Table 1. Parameter settings

Load Balancing Analysis. Figure 1 depicts the load situations on the three base stations in static and dynamic environments. We observe that under our prediction and learning based algorithm (PLA), initially, all users randomly selecting their base stations results in high levels of overload or underload on different base stations. However after a few learning interactions, network bandwidth becomes well-utilized without being overloaded. Meanwhile, the load (i.e., total bandwidth demand) on each base station dynamically changes with the amount of provided bandwidth. This implies that the system converges to NE and achieves load balance among the three base stations. It is worth to note that the jitter on \(BS_2\) is because users are trying to join or leave this base station in response to the abrupt changes on the other two base stations.

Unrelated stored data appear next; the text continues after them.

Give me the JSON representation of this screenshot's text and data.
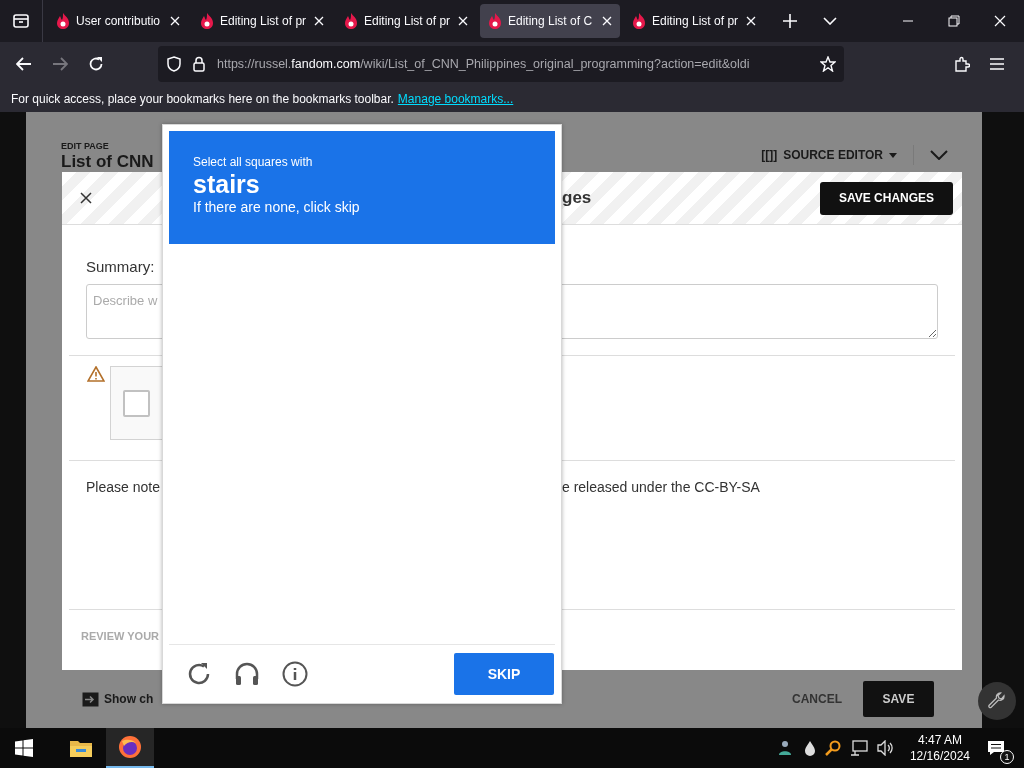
{
  "browser": {
    "tabs": [
      {
        "title": "User contributio",
        "selected": false
      },
      {
        "title": "Editing List of pr",
        "selected": false
      },
      {
        "title": "Editing List of pr",
        "selected": false
      },
      {
        "title": "Editing List of C",
        "selected": true
      },
      {
        "title": "Editing List of pr",
        "selected": false
      }
    ],
    "forward_disabled": true,
    "url": {
      "prefix": "https://russel.",
      "domain": "fandom.com",
      "path": "/wiki/List_of_CNN_Philippines_original_programming?action=edit&oldi"
    },
    "bookmarks_bar": {
      "message": "For quick access, place your bookmarks here on the bookmarks toolbar.",
      "link": "Manage bookmarks..."
    }
  },
  "editor": {
    "eyebrow": "EDIT PAGE",
    "title": "List of CNN",
    "mode_icon": "[[]]",
    "mode": "SOURCE EDITOR"
  },
  "save_dialog": {
    "title": "ges",
    "save_button": "SAVE CHANGES",
    "summary_label": "Summary:",
    "summary_placeholder": "Describe w",
    "captcha_checked": false,
    "notice_start": "Please note",
    "notice_end": "e released under the CC-BY-SA",
    "review_label": "REVIEW YOUR"
  },
  "footer": {
    "show_changes": "Show ch",
    "cancel": "CANCEL",
    "save": "SAVE"
  },
  "captcha": {
    "prompt": "Select all squares with",
    "target": "stairs",
    "hint": "If there are none, click skip",
    "skip_button": "SKIP"
  },
  "taskbar": {
    "time": "4:47 AM",
    "date": "12/16/2024",
    "notification_count": "1"
  }
}
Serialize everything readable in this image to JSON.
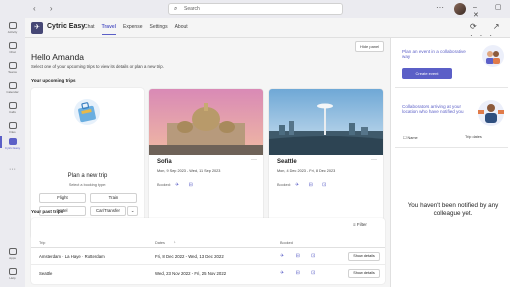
{
  "topbar": {
    "search_placeholder": "Search"
  },
  "rail": [
    {
      "label": "Activity"
    },
    {
      "label": "Chat"
    },
    {
      "label": "Teams"
    },
    {
      "label": "Calendar"
    },
    {
      "label": "Calls"
    },
    {
      "label": "Files"
    },
    {
      "label": "Cytric Easy"
    }
  ],
  "rail_bottom": [
    {
      "label": "Apps"
    },
    {
      "label": "Help"
    }
  ],
  "app": {
    "name": "Cytric Easy",
    "tabs": [
      {
        "label": "Chat"
      },
      {
        "label": "Travel"
      },
      {
        "label": "Expense"
      },
      {
        "label": "Settings"
      },
      {
        "label": "About"
      }
    ],
    "active_tab": "Travel"
  },
  "main": {
    "hide_panel": "Hide panel",
    "greeting": "Hello Amanda",
    "subtitle": "Select one of your upcoming trips to view its details or plan a new trip.",
    "upcoming_title": "Your upcoming trips",
    "past_title": "Your past trips"
  },
  "plan": {
    "title": "Plan a new trip",
    "subtitle": "Select a booking type:",
    "buttons": [
      "Flight",
      "Train",
      "Hotel",
      "Car/Transfer"
    ],
    "link": "Go to Cytric web"
  },
  "trips": [
    {
      "city": "Sofia",
      "dates": "Mon, 9 Sep 2023 - Wed, 11 Sep 2023",
      "booked": "Booked:"
    },
    {
      "city": "Seattle",
      "dates": "Mon, 4 Dec 2023 - Fri, 8 Dec 2023",
      "booked": "Booked:"
    }
  ],
  "past": {
    "filter": "Filter",
    "headers": {
      "trip": "Trip",
      "dates": "Dates",
      "booked": "Booked"
    },
    "rows": [
      {
        "trip": "Amsterdam · La Haye · Rotterdam",
        "dates": "Fri, 8 Dec 2022 - Wed, 13 Dec 2022",
        "action": "Show details"
      },
      {
        "trip": "Seattle",
        "dates": "Wed, 23 Nov 2022 - Fri, 25 Nov 2022",
        "action": "Show details"
      }
    ]
  },
  "side": {
    "event_title": "Plan an event in a collaborative way",
    "event_button": "Create event",
    "colleagues_title": "Collaborators arriving at your location who have notified you",
    "col_name": "Name",
    "col_trip": "Trip dates",
    "empty_text": "You haven't been notified by any colleague yet."
  },
  "colors": {
    "accent": "#5b5fc7",
    "logo": "#464775"
  }
}
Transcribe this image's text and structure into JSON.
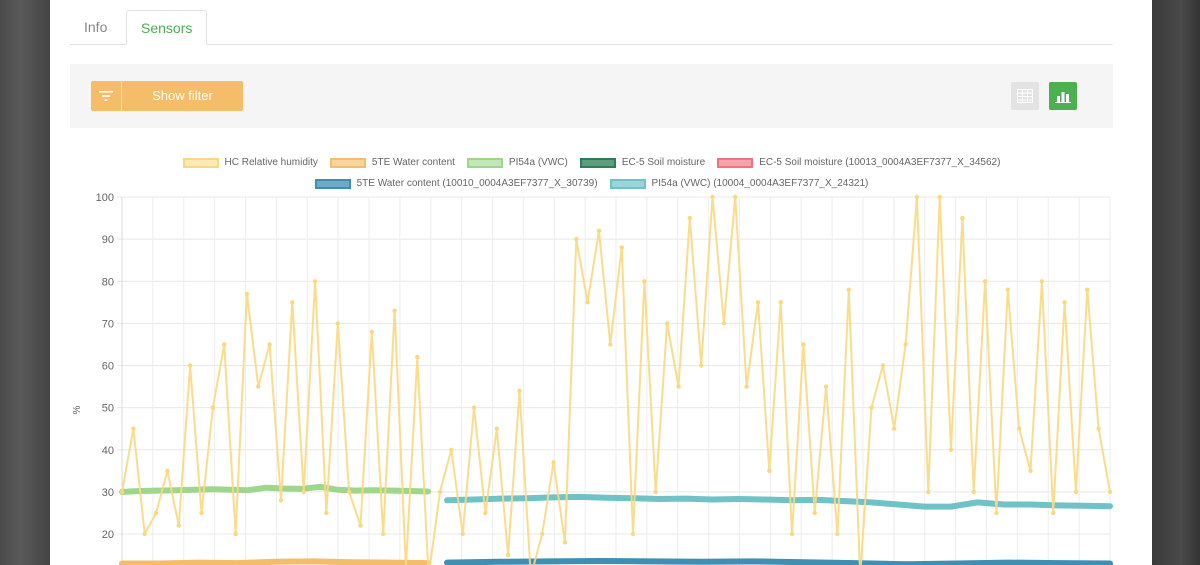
{
  "tabs": [
    {
      "label": "Info",
      "active": false
    },
    {
      "label": "Sensors",
      "active": true
    }
  ],
  "toolbar": {
    "filter_label": "Show filter",
    "filter_icon": "filter-icon",
    "table_view_icon": "table-icon",
    "chart_view_icon": "bar-chart-icon",
    "accent_color": "#f5bc6a",
    "active_view_color": "#4caf50"
  },
  "chart_data": {
    "type": "line",
    "ylabel": "%",
    "ylim": [
      20,
      100
    ],
    "yticks": [
      100,
      90,
      80,
      70,
      60,
      50,
      40,
      30,
      20
    ],
    "grid": true,
    "legend_position": "top-center",
    "legend": [
      {
        "name": "HC Relative humidity",
        "color": "#fbd880"
      },
      {
        "name": "5TE Water content",
        "color": "#f5bc6a"
      },
      {
        "name": "PI54a (VWC)",
        "color": "#9ed68c"
      },
      {
        "name": "EC-5 Soil moisture",
        "color": "#2e7d59"
      },
      {
        "name": "EC-5 Soil moisture (10013_0004A3EF7377_X_34562)",
        "color": "#f4727e"
      },
      {
        "name": "5TE Water content (10010_0004A3EF7377_X_30739)",
        "color": "#3e8fb3"
      },
      {
        "name": "PI54a (VWC) (10004_0004A3EF7377_X_24321)",
        "color": "#6fc2c6"
      }
    ],
    "series": [
      {
        "name": "HC Relative humidity",
        "color": "#fbd880",
        "values": [
          30,
          45,
          20,
          25,
          35,
          22,
          60,
          25,
          50,
          65,
          20,
          77,
          55,
          65,
          28,
          75,
          30,
          80,
          25,
          70,
          30,
          22,
          68,
          20,
          73,
          12,
          62,
          10,
          30,
          40,
          20,
          50,
          25,
          45,
          15,
          54,
          10,
          20,
          37,
          18,
          90,
          75,
          92,
          65,
          88,
          20,
          80,
          30,
          70,
          55,
          95,
          60,
          100,
          70,
          100,
          55,
          75,
          35,
          75,
          20,
          65,
          25,
          55,
          20,
          78,
          10,
          50,
          60,
          45,
          65,
          100,
          30,
          100,
          40,
          95,
          30,
          80,
          25,
          78,
          45,
          35,
          80,
          25,
          75,
          30,
          78,
          45,
          30
        ]
      },
      {
        "name": "PI54a (VWC)",
        "color": "#9ed68c",
        "values": [
          30,
          30.2,
          30.3,
          30.4,
          30.5,
          30.6,
          30.5,
          30.4,
          31,
          30.8,
          30.7,
          31.2,
          30.5,
          30.3,
          30.4,
          30.3,
          30.2,
          30.1
        ]
      },
      {
        "name": "PI54a (VWC) (10004_0004A3EF7377_X_24321)",
        "color": "#6fc2c6",
        "values": [
          28,
          28.2,
          28.4,
          28.5,
          28.7,
          28.8,
          28.6,
          28.5,
          28.3,
          28.4,
          28.2,
          28.3,
          28.2,
          28,
          28.1,
          27.8,
          27.5,
          27,
          26.5,
          26.5,
          27.5,
          27,
          27,
          26.8,
          26.7,
          26.6
        ]
      },
      {
        "name": "5TE Water content",
        "color": "#f5bc6a",
        "values": [
          13,
          13,
          13.2,
          13.1,
          13.4,
          13.5,
          13.3,
          13.2,
          13.1
        ]
      },
      {
        "name": "5TE Water content (10010_0004A3EF7377_X_30739)",
        "color": "#3e8fb3",
        "values": [
          13.2,
          13.4,
          13.5,
          13.6,
          13.5,
          13.4,
          13.5,
          13.3,
          13.1,
          12.8,
          13,
          13.2,
          13.1,
          13
        ]
      }
    ]
  }
}
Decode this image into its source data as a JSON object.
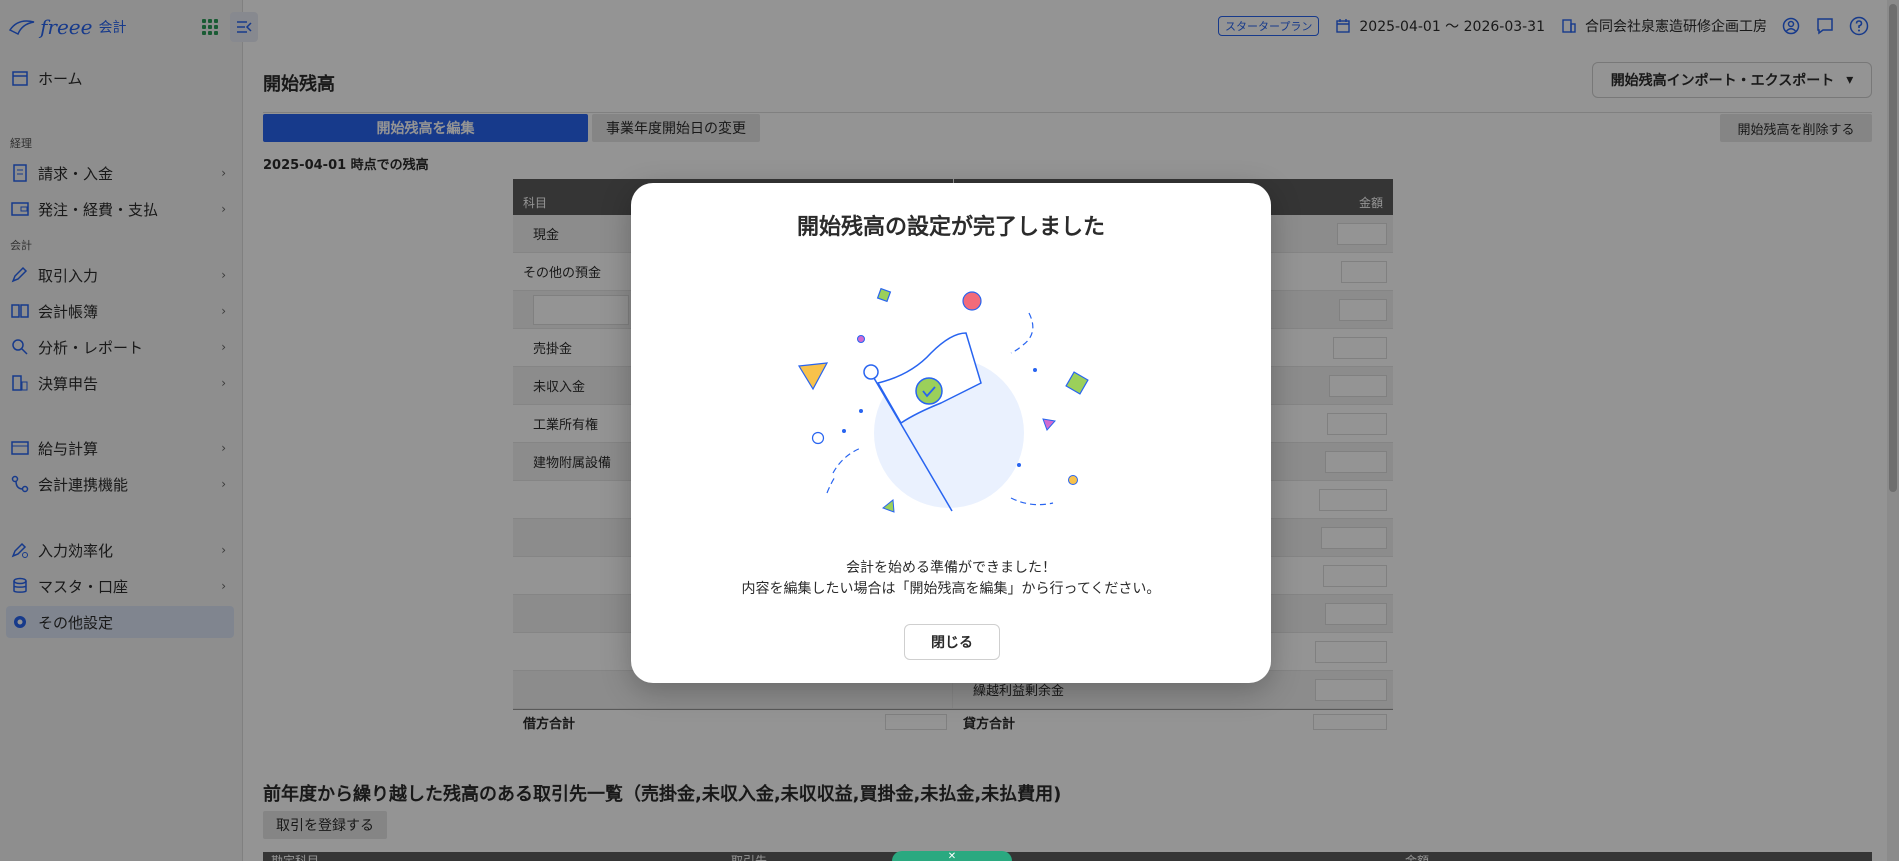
{
  "app": {
    "logo_text": "freee",
    "app_name": "会計"
  },
  "sidebar": {
    "home": "ホーム",
    "section_keiri": "経理",
    "section_kaikei": "会計",
    "items": [
      {
        "label": "請求・入金"
      },
      {
        "label": "発注・経費・支払"
      },
      {
        "label": "取引入力"
      },
      {
        "label": "会計帳簿"
      },
      {
        "label": "分析・レポート"
      },
      {
        "label": "決算申告"
      },
      {
        "label": "給与計算"
      },
      {
        "label": "会計連携機能"
      },
      {
        "label": "入力効率化"
      },
      {
        "label": "マスタ・口座"
      },
      {
        "label": "その他設定"
      }
    ]
  },
  "header": {
    "plan": "スタータープラン",
    "period": "2025-04-01 〜 2026-03-31",
    "company": "合同会社泉憲造研修企画工房"
  },
  "main": {
    "page_title": "開始残高",
    "import_export": "開始残高インポート・エクスポート",
    "tab_edit": "開始残高を編集",
    "tab_change_date": "事業年度開始日の変更",
    "delete_button": "開始残高を削除する",
    "as_of": "2025-04-01 時点での残高",
    "table": {
      "col_account": "科目",
      "col_amount": "金額",
      "left_rows": [
        "現金",
        "その他の預金",
        "",
        "売掛金",
        "未収入金",
        "工業所有権",
        "建物附属設備",
        "",
        "",
        "",
        "",
        "",
        ""
      ],
      "right_rows": [
        "",
        "",
        "",
        "",
        "",
        "",
        "",
        "",
        "",
        "",
        "",
        "",
        "繰越利益剰余金"
      ],
      "debit_total": "借方合計",
      "credit_total": "貸方合計"
    },
    "carryover_title": "前年度から繰り越した残高のある取引先一覧（売掛金,未収入金,未収収益,買掛金,未払金,未払費用)",
    "register_button": "取引を登録する",
    "list_cols": [
      "勘定科目",
      "取引先",
      "金額"
    ]
  },
  "modal": {
    "title": "開始残高の設定が完了しました",
    "message_line1": "会計を始める準備ができました！",
    "message_line2": "内容を編集したい場合は「開始残高を編集」から行ってください。",
    "close": "閉じる"
  },
  "colors": {
    "brand": "#2864f0",
    "primary_button": "#2864f0",
    "check_green": "#9bd05a"
  }
}
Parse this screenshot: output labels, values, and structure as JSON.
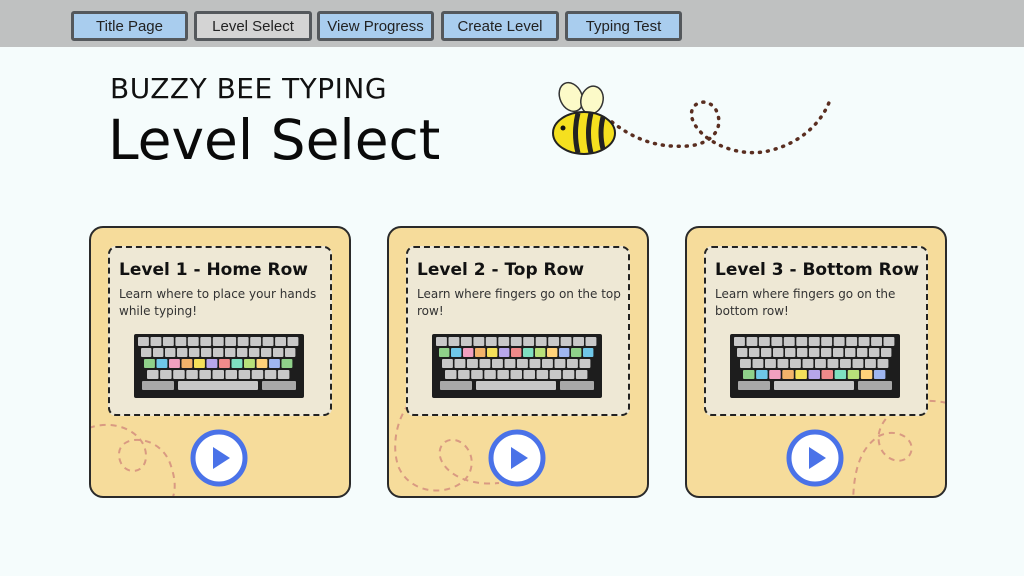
{
  "nav": [
    "Title Page",
    "Level Select",
    "View Progress",
    "Create Level",
    "Typing Test"
  ],
  "brand": "BUZZY BEE TYPING",
  "page_title": "Level Select",
  "levels": [
    {
      "title": "Level 1 - Home Row",
      "desc": "Learn where to place your hands while typing!",
      "highlight_row": "home"
    },
    {
      "title": "Level 2 - Top Row",
      "desc": "Learn where fingers go on the top row!",
      "highlight_row": "top"
    },
    {
      "title": "Level 3 - Bottom Row",
      "desc": "Learn where fingers go on the bottom row!",
      "highlight_row": "bottom"
    }
  ],
  "colors": {
    "nav_button": "#a9cdee",
    "nav_active": "#d4d4d4",
    "card_bg": "#f6dc9b",
    "card_inner": "#eee8d5",
    "play_ring": "#4a72e8",
    "bee_yellow": "#f5e01f"
  }
}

RAT selection algorithm (RATSA) [8] is similar to the best response, where the user always selects the network with maximum expected bandwidth allocated. Future provided bandwidth, user number on a base station and the number of past consecutive migrations are required as prior knowledge. A user switches its base station only if the value of allocated bandwidth from another base station divided by currently perceive bandwidth is higher than a given threshold \(\eta \). For fair comparisons, we set \(\eta =1.5\) which gives RATSA the best performance. The comparative figure shows an unbalancing phenomena that too much unmet demand on \(BS_0\) and \(BS_2\), but too little utilization on \(BS_1\) over some time. This indicates that users cannot sense the dynamic environment and adjust their strategies timely. We also simulate the network selection scenario using another Q-learning based approach (QLA) [9]. In QLA, it can be observed that users are trying to adapt to the changing environment. However, it takes a long time to get close to the varying bandwidth and cannot achieve complete load balance.

Fig. 1.
figure 1

Load situations on three base stations.

Fig. 2.
figure 2

Convergence time

Fig. 3.
figure 3

Comparisons of average performances

Convergence. In our approach, the system takes a learning phase to achieve convergence, i.e., when there is no overload on any base station (can be observed in Fig. 1), the system converges to Nash equilibrium, which is also Pareto optimal and socially optimal (Definition 1, Theorem 1). In gradually changing case, once it converges to equilibrium, the state sustains over time. We call it first-convergence and the average first-convergence time exponentially increases with the user number from 860 to 900. Specially, in abruptly changing case, when encountering catastrophe points, the equilibrium is broken but re-converges in a number of steps. The average re-convergence time linearly varies with the number of users (see Fig. 2).

User Payoff, Switching Rate and Bandwidth Utilization. Comparison results of the three approaches in terms of average user payoff, switching rate and bandwidth utilization are presented in Fig. 3. We observe that over 2000 interactions, PLA outperforms RATSA in average user payoff and bandwidth utilization. The average switching rate of PLA is slightly higher because users are trying to switch their connections to respond to the dynamics to get higher payoffs in the initial phase and at catastrophe points. As for QLA, although we can sense it is trying hard to adapt to the dynamic environments, it gives bad performance of any of the three criteria compared to PLA.

5 Conclusions

In this paper, a prediction and learning based approach is presented to tackle the network selection problem with changing bandwidth in HetNet environments. The performance of the approach is investigated under various conditions and aspects. Extensive experimentations show that the system ideally converges to Nash equilibrium, which also turns out to be both Pareto optimal and socially optimal. Furthermore, our approach significantly outperforms state-of-the-art approaches in terms of load balance, user payoff and bandwidth utilization.